В таком подавленном состоянии его застал Георгий. Насвистывая песенку, Георгий появился в плотницкой во время пересменки.
- Хочу потолковать, как с другом, - сказал он. - Удели полчасика.
Они пересекли строительную площадку и уселись на пеньках. Георгий начал:
- Ты, конечно, слыхал, что я в свое время ухлестывал за Верой.
- Слухи ходили.
- И ты вроде к ней ключи подбирал?
- А вот это уж мое дело. Отчитываться не намерен.
- Обойдемся без отчетов. Так вот - собираюсь опять поухаживать за ней.
- Твоя забота.
- Не совсем, чтоб только моя.
- Не понимаю.
- Сейчас объясню. Ты, конечно, разбираешься, что такое ухаживание? Ну, встречаться, танцевать в клубе, бродить по лесу…
- …обниматься и целоваться - немного разбираюсь.
- Вот видишь.
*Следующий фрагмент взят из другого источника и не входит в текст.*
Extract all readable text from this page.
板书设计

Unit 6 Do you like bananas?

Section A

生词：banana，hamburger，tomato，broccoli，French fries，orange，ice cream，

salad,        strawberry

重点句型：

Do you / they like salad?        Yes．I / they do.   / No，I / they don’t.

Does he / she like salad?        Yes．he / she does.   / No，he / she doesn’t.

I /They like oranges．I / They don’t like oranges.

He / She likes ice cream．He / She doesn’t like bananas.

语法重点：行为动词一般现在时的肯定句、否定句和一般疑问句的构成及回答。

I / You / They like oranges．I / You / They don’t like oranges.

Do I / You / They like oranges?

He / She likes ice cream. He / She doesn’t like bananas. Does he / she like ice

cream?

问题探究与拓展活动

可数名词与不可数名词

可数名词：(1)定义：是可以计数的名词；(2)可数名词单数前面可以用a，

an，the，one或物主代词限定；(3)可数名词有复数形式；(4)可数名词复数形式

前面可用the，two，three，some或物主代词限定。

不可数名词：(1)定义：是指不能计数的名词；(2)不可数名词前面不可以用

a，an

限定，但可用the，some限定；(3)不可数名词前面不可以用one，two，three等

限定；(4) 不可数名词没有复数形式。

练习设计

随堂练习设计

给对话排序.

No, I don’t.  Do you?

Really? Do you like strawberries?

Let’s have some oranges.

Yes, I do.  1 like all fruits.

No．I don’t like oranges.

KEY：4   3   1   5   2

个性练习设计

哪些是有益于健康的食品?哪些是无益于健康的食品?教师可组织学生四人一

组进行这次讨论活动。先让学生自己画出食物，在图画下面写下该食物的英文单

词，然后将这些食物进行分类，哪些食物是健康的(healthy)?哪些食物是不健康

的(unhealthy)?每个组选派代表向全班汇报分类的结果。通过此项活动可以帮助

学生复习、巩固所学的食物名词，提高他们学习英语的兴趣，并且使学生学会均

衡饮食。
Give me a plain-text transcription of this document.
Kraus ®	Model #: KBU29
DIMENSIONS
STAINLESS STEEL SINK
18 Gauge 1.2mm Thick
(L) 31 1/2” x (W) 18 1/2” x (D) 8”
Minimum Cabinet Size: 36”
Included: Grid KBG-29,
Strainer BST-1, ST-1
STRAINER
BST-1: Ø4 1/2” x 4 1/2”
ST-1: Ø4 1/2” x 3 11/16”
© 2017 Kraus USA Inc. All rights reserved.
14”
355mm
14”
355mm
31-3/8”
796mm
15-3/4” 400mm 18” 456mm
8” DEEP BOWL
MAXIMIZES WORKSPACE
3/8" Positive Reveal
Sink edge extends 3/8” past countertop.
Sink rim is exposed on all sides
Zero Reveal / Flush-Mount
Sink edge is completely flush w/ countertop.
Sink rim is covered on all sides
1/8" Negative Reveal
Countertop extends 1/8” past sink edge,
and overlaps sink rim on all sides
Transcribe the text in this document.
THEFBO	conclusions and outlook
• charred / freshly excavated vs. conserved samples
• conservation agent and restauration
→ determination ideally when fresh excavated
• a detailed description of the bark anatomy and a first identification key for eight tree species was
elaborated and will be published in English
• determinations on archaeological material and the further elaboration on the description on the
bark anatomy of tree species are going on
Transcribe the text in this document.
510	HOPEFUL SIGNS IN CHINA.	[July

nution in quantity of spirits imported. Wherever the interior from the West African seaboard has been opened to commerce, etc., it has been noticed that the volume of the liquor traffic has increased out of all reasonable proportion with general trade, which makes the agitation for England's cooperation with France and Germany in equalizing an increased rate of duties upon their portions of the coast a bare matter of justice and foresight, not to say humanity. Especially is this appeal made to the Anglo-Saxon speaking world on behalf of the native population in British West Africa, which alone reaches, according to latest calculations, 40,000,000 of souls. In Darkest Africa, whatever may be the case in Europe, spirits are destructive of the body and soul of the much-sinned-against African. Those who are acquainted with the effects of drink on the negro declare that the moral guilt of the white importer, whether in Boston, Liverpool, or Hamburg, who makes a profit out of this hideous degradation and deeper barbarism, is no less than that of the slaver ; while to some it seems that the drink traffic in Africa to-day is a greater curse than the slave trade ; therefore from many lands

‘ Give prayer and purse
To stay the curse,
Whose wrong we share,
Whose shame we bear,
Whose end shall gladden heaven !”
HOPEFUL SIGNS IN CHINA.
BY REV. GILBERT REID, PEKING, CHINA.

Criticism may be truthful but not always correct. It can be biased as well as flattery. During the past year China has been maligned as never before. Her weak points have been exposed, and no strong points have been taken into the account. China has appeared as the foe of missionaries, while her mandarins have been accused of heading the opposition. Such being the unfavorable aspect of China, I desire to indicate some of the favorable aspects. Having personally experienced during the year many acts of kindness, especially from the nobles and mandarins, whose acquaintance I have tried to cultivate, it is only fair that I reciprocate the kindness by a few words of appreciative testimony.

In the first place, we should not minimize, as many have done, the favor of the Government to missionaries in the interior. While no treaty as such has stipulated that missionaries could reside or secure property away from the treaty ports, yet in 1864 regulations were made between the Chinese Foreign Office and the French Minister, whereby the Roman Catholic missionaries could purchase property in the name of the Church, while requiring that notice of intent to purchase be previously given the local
Все это требует душевного спокойствия и уединения. А какое может быть уединение, если везде ты? Хоть, и бывший, а все же соперник.
- А ты меня живым в землю закопай, если силенок хватит, враз отделаешься.
- Зачем же в землю? И мысли такой не было! А вот уехать из поселка - это собираюсь просить.
Миша глядел на Георгия, как на сумасшедшего.
- Ну, знаешь… Руки коротки - такие просьбы!..
- А ты погляди, такие ли они короткие. - Георгий вытянул обе руки. - А мускулы какие - полюбуйся. Быка кулаком не сшибу, врать не стану, а ослу при случае не поздоровится.
Миша встал.
- Думаю, надо кончать этот глупый разговор. На меня угрозы мало действуют. B хулиганство бросишься, тебе же хуже будет.
Георгий потянул его за рукав.
- Кончить не штука. Лиха беда начало, а мы как раз неплохо начали. Я же сказал, хочу потолковать, как с другом.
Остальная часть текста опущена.